All of this takes place in the book's first chapter.
The rest of the book follows Miles as she contends with Laura's death, her feelings of inadequacy and ugliness, and also with her own burgeoning addiction to prescription drugs -- hydros, Perks, and Oxys, if it's a special occasion. She struggles with her weight, is considering dropping out of school before her senior year, and is in love with her best friend, though he's in love with someone else.
There's a lot going on here. Too much.
Add to that a subplot, conducted mainly through dialogue, involving Washington, D.C.'s mind-boggling electoral situation of taxation without representation. In her previous books, Cohn has occasionally thrown out a line or two that is clearly her, expressed through her characters. Here, she abandons all restraint and uses her characters to go off on tirades against religion, neo-con politics, the electoral process, and all manner of other things.

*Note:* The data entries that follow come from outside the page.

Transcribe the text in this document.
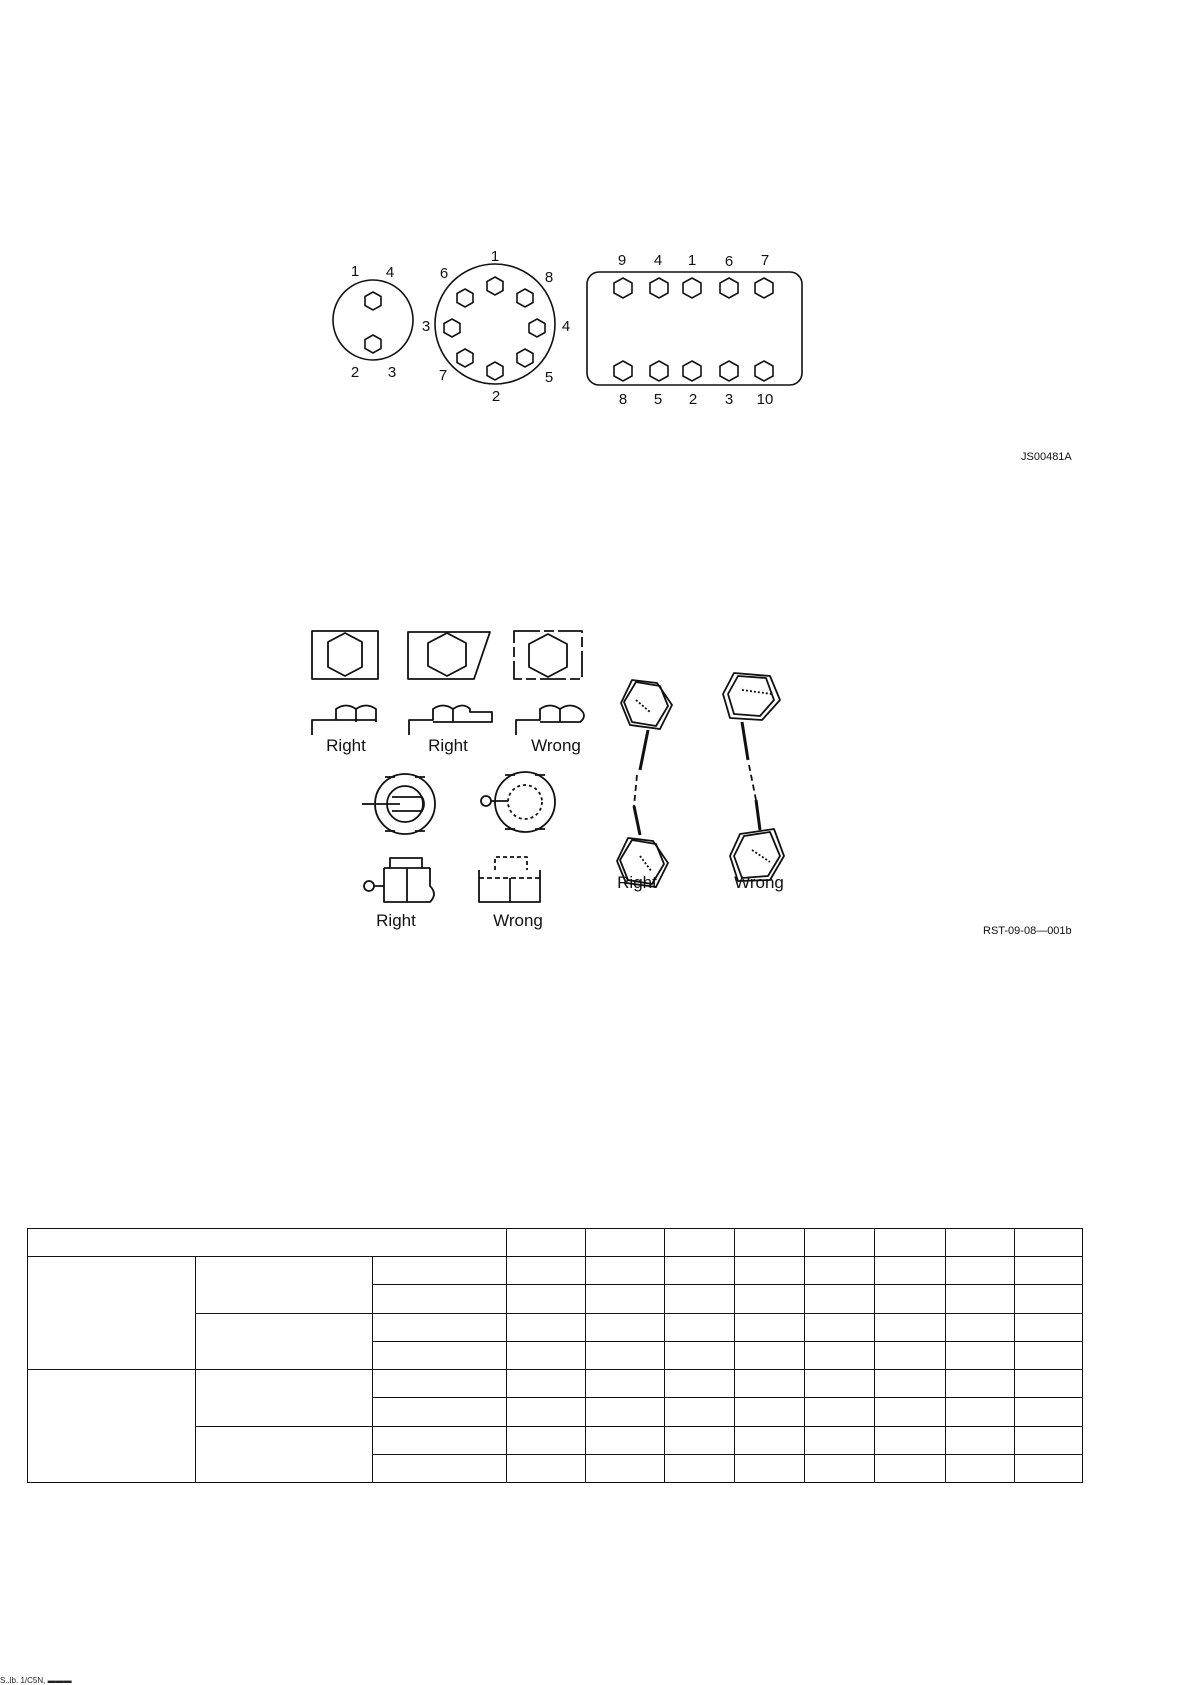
1 4
2 3
1
8
4
5
2
7
3
6
9 4 1 6 7
8 5 2 3 10
JS00481A
Right	Right	Wrong
Right	Wrong
Right	Wrong
RST-09-08—001b

S..lb. 1/C5N, ▬▬▬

Let me be clear -- it's not Cohn's beliefs that offend me here, it's the clumsiness with which she instills them in her characters. It's incredibly jarring to read dialogue like the following coming out of a character's mouth:
"But he has, in fact, traded support on certain measures with several Maryland representatives in order to line up their recommendations for a retrocession measure to study whether D.C. could become part of Maryland. Retrocession would allow for a capital city around the Mall for the federal government, but extend Maryland's borders inside the District so that its citizens are granted the same state's rights -- and responsibilities -- as citizens in any other state."
It's not the fact that these words are coming out of a teenager's mouth that makes them unbelievable. It's that people don't talk like this unless they're the kind of people with jobs that require them to hire speech writers.
Again, I'm a fan of all of Cohn's other books, and would enthusiastically recommend them to anyone. But You Know Where to Find Me takes on too many themes, and addresses them sloppily.